Yokohama, the venue for the meeting of the two Pool A sides, has been hit by heavy rain this week and a deluge is predicted for the day of the match. If the game has to be called off, it would not be rescheduled and put down as a 0-0 draw.
“A decision will be made in the main operation centre,” said Alan Gilpin, the tournament director. “A number of people will analyse information and we are in constant discussions with transport authorities and host cities.

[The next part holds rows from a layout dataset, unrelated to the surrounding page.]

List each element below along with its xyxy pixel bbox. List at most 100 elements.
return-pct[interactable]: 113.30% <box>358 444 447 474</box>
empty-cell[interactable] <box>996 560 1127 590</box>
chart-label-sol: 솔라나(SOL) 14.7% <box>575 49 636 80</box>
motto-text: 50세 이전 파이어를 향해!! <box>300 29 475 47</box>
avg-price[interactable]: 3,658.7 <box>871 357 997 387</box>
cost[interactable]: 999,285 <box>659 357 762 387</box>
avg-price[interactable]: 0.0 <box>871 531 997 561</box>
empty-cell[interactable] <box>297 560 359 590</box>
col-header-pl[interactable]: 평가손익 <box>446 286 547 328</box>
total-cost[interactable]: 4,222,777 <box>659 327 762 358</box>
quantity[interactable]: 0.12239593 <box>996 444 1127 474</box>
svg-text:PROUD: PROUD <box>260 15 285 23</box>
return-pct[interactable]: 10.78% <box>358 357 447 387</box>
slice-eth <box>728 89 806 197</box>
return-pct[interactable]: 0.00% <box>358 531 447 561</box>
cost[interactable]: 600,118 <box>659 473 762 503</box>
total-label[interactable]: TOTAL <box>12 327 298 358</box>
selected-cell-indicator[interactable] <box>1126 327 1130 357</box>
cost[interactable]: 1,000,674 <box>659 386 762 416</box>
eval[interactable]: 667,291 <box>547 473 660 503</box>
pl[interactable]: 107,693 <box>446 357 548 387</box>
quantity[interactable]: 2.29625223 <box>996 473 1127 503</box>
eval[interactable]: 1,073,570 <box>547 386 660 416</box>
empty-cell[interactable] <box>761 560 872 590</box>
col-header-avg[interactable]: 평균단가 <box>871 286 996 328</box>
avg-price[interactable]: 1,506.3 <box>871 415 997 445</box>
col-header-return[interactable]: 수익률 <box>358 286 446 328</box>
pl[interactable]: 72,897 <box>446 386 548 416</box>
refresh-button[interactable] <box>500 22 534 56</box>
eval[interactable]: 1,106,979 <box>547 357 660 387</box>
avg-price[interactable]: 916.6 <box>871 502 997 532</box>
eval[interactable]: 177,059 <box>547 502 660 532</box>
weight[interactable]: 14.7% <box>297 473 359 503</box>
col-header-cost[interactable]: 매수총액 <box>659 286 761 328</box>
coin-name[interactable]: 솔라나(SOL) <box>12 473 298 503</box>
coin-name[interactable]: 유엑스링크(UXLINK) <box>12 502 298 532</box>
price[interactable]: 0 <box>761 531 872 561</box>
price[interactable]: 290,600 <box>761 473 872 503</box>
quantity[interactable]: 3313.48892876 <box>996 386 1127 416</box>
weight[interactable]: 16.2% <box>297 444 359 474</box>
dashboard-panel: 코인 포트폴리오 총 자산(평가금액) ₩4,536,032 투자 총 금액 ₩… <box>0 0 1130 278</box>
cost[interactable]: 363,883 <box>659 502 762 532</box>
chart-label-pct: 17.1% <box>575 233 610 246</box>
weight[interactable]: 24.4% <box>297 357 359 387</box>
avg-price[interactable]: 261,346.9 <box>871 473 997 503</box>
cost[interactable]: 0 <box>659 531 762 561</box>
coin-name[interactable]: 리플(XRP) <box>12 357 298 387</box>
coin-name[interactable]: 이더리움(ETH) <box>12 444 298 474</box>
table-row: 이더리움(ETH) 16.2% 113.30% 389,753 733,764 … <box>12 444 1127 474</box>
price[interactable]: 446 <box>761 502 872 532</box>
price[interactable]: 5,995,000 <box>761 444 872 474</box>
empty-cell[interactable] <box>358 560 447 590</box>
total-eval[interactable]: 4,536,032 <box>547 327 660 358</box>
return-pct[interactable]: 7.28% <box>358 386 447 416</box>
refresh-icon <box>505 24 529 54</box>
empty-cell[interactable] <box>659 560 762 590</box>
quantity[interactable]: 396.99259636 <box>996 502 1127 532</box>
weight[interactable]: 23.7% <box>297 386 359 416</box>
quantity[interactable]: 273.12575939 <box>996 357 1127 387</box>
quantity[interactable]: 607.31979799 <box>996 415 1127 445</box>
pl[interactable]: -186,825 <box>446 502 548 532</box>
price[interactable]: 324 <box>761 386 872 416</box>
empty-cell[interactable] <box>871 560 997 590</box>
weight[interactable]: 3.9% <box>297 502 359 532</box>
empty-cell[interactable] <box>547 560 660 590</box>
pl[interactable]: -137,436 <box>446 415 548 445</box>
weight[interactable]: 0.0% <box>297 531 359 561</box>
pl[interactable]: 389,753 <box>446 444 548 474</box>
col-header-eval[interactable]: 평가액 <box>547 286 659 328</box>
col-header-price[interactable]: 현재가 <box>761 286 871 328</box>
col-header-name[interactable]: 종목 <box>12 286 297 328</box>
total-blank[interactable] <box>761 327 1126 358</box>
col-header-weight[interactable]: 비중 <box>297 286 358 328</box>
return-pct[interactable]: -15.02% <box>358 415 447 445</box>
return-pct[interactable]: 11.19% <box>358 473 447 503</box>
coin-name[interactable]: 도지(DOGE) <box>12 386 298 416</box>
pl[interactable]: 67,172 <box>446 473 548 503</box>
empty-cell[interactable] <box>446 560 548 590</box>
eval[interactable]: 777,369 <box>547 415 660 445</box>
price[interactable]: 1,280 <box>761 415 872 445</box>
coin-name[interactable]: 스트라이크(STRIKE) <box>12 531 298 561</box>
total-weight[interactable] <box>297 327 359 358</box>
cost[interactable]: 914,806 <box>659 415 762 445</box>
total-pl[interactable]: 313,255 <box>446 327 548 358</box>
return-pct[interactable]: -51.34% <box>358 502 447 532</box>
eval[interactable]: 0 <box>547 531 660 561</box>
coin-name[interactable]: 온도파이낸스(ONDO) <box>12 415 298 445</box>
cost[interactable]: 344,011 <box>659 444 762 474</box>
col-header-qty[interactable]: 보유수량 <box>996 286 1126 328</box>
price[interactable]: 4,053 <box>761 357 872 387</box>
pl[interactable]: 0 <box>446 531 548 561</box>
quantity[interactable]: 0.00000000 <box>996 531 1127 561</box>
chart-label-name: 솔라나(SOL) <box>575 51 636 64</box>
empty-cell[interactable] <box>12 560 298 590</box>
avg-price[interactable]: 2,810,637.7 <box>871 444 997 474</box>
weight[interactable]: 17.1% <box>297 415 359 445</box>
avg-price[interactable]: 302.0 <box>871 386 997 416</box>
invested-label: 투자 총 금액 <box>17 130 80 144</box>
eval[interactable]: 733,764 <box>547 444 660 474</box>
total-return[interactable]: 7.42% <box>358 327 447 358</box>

We will start the process 24 hours before a game and any decision would ultimately be taken by the executive director [Akira Shimazu] and me six to eight hours ahead of kick-off.”
Ireland had to cancel a media event at their training ground on Monday because of the weather. “Two days ago I got scalded and now it is a bit like Galway with the rain,” said the outhalf Jack Carty. “It is windy and wet so I suppose it is as well we have had those conditions throughout the year.”